Tuesday, May 12, 2009

3 News Update

Mike "It's All About The News" McRoberts on tonight's bulletin:
"The British tabloids have finally found something to fill the hole left by the Jade Goody saga - the breakup of Peter Andre and Katie Price [or whatever Jordan's real name is]."
Yes, that's it: the British tabloids have found something to fill the gap. I don't know how someone can operate with such a level of cognitive dissonance, although it probably has something to do with sleeping on a pile of money.

I really need to start a blog for the television news.


  1. People watch infomercials dude, at least they don't normally spend half an hour reading them. TV news is too easy.

    unless you live-blog it.

    I'm totally into that.

  2. I believe the correct tag line is that "he gets it"

    which is appropriately vague

  3. I doubt "he gets it" anywhere near as often as he'd like. And I'd really prefer it if both he and the correspondingly oleaginous Simon Dallow stopped treating the main evening news like a fucking advertisement for their channel's website.

  4. I don't even know what the "Jade Goody saga" is/was/will be. I guess that's a sign that TV3 is not an essential source of news.
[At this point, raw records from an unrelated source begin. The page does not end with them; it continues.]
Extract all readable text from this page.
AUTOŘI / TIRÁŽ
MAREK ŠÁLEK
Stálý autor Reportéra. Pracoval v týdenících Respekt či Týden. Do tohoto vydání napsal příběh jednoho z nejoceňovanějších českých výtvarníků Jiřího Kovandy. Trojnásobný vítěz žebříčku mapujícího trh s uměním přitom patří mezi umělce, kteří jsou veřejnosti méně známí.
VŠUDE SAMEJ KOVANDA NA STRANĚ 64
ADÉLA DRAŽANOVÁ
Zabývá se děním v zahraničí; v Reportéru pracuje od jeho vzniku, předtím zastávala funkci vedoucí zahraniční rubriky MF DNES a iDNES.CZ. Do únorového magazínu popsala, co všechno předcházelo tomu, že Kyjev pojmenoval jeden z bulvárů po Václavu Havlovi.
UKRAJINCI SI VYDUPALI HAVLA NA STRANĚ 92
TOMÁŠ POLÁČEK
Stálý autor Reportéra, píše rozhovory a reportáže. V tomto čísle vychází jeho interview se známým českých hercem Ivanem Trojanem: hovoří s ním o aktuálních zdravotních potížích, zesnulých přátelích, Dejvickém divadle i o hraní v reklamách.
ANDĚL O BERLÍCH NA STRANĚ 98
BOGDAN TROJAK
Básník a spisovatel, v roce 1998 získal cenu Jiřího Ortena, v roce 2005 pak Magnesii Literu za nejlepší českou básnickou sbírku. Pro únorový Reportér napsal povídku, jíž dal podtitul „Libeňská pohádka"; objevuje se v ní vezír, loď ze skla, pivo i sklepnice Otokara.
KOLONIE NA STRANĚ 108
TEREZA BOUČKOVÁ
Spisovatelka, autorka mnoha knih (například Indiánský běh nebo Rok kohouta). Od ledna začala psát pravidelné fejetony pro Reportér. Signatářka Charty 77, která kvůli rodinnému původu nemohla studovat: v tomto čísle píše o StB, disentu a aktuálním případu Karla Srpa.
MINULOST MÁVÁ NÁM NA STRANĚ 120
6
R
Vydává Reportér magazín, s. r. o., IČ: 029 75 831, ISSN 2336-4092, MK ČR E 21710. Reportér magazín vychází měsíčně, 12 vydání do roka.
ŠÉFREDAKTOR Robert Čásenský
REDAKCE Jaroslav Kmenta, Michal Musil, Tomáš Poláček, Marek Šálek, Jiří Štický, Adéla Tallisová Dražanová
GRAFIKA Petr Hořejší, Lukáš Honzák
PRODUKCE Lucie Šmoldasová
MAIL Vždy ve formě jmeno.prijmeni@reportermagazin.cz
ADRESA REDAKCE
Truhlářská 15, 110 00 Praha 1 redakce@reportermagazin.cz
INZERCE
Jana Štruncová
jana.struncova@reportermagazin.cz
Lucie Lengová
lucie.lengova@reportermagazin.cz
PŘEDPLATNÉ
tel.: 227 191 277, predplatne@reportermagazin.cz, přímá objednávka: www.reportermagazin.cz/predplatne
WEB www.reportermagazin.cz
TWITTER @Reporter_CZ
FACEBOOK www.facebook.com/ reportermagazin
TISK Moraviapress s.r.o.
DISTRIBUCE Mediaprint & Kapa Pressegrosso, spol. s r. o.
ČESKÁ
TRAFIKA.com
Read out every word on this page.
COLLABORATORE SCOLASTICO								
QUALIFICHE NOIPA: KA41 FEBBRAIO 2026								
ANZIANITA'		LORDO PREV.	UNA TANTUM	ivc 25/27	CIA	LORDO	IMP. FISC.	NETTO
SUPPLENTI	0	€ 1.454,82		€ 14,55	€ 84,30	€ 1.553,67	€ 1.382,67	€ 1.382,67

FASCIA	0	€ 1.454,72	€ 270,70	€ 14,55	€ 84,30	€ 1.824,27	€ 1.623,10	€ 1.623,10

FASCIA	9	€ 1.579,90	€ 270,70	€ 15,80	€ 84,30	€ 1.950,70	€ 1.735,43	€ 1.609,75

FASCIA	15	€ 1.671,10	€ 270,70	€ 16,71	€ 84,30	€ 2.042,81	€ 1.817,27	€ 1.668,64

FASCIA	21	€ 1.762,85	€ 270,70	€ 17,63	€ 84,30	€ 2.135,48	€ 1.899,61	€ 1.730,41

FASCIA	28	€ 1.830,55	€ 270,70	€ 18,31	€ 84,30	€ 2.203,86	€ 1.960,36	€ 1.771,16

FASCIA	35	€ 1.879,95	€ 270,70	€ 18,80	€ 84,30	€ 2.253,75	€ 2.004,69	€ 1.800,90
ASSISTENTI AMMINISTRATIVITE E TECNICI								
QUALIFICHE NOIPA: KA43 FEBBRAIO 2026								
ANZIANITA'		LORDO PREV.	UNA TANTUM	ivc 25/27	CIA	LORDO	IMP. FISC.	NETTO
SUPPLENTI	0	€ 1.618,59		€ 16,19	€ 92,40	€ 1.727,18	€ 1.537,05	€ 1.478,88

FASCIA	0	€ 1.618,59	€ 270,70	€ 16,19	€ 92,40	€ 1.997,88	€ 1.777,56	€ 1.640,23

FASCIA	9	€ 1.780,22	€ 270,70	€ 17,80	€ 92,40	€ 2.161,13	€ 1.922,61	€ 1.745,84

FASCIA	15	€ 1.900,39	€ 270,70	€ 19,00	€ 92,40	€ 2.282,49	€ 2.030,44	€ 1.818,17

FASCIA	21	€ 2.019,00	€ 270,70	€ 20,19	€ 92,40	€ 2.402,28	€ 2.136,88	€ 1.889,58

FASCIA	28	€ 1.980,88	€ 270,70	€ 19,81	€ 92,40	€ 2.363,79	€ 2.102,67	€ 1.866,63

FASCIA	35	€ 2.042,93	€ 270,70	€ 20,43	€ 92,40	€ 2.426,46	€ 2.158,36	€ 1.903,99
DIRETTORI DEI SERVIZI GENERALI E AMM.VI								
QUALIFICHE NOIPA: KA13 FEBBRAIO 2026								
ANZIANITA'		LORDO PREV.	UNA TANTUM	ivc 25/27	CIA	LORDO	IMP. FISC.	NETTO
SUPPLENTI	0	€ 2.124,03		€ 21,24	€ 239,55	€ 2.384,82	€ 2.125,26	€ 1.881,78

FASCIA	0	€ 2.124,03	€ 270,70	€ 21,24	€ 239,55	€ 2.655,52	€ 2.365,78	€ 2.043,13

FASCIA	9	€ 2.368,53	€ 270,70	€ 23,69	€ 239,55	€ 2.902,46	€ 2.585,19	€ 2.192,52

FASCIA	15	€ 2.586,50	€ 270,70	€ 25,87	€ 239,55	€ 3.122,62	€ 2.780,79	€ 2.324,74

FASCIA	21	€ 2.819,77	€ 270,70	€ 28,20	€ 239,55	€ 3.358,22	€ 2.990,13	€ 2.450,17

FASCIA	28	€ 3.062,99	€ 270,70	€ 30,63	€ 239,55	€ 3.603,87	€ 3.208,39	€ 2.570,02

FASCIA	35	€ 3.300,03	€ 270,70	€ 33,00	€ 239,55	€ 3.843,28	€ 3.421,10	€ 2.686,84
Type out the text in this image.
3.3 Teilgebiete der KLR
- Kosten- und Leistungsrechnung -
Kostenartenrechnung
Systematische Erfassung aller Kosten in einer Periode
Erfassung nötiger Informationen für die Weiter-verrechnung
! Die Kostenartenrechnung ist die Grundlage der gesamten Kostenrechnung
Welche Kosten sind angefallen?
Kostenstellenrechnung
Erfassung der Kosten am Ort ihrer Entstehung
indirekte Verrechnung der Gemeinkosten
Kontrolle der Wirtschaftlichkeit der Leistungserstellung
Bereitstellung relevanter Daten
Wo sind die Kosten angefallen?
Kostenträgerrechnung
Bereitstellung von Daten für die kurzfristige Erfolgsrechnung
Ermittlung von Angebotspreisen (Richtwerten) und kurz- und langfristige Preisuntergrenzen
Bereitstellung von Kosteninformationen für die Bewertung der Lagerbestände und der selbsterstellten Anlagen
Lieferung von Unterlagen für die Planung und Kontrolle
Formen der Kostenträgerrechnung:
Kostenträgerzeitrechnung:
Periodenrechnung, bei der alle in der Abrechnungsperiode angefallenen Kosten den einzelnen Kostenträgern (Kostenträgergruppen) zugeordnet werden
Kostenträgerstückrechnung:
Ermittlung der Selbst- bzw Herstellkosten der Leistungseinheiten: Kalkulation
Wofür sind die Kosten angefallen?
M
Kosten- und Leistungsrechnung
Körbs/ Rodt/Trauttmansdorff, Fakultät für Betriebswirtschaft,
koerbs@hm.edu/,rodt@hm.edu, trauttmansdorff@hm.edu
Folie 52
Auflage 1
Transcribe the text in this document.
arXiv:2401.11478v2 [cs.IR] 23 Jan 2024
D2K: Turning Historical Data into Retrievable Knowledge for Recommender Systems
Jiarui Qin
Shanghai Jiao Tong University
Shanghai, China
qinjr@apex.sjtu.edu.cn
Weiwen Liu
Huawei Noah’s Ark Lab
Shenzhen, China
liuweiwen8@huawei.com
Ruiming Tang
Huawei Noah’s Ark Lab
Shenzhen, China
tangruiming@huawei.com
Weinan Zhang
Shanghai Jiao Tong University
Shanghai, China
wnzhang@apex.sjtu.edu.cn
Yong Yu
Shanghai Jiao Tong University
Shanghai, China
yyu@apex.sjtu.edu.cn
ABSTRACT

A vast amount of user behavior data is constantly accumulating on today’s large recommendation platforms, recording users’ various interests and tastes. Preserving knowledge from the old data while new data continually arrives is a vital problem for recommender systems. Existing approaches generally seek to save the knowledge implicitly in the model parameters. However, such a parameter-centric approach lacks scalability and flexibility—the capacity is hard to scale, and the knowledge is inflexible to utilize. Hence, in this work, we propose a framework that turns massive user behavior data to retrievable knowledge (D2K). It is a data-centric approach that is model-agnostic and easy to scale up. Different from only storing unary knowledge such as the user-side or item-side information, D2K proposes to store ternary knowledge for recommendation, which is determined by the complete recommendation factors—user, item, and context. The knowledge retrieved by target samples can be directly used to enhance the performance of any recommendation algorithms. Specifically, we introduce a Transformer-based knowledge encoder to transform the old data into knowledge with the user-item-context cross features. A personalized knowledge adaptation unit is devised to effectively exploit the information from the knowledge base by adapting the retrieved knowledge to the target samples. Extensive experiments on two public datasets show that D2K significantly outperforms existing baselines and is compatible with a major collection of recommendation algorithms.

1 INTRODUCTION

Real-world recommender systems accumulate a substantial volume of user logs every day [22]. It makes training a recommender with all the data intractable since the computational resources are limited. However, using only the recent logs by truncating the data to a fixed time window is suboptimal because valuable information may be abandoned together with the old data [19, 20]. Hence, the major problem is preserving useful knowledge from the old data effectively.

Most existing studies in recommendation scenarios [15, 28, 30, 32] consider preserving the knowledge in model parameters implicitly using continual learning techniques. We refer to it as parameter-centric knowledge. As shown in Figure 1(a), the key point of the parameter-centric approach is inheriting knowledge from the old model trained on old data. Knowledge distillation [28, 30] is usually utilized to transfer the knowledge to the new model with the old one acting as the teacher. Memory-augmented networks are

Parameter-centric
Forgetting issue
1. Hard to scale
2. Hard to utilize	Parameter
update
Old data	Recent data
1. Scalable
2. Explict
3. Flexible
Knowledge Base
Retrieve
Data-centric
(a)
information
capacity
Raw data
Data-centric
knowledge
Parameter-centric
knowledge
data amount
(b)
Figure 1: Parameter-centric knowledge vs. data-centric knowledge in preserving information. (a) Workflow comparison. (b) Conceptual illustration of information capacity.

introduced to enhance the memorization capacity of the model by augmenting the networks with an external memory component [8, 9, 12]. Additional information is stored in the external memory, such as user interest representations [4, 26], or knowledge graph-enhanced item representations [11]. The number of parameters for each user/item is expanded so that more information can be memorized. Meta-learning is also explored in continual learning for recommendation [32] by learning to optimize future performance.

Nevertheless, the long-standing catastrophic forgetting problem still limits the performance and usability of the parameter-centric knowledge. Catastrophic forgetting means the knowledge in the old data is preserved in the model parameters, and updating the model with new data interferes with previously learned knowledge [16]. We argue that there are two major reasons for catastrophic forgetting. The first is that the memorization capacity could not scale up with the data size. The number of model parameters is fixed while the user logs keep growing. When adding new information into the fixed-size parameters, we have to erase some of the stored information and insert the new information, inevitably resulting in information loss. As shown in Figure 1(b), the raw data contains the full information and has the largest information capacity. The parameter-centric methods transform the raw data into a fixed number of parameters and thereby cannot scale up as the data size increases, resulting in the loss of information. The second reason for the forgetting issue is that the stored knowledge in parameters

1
  5. Jade Goody represents everything that is wrong with the world's media outlets today. She was nothing more than an unattractive, talentless racist who was completely unworthy of even a skerrik of media attention. Her (former) presence irks me so much that I cant even talk about her rationally. Jimmy, any chance you can give us a balanced, unbiased point of view on how the prominence of the Goody's of this world is another nail in the coffin of genuine journalism?

  6. I think it deserves to contribute more than one nail in the genuine journalism coffin.

  7. what always makes me laugh about Mike McRoberts is the promo shot of him walking through the 'war zones'. but ask anyone who's been in a war zone with McRoberts and you'll find he prefers to buy footage from other, real journalists, rather than risk going anywhere near danger.

    falling off a bar stool's about the worst frontline injury he's likely to suffer.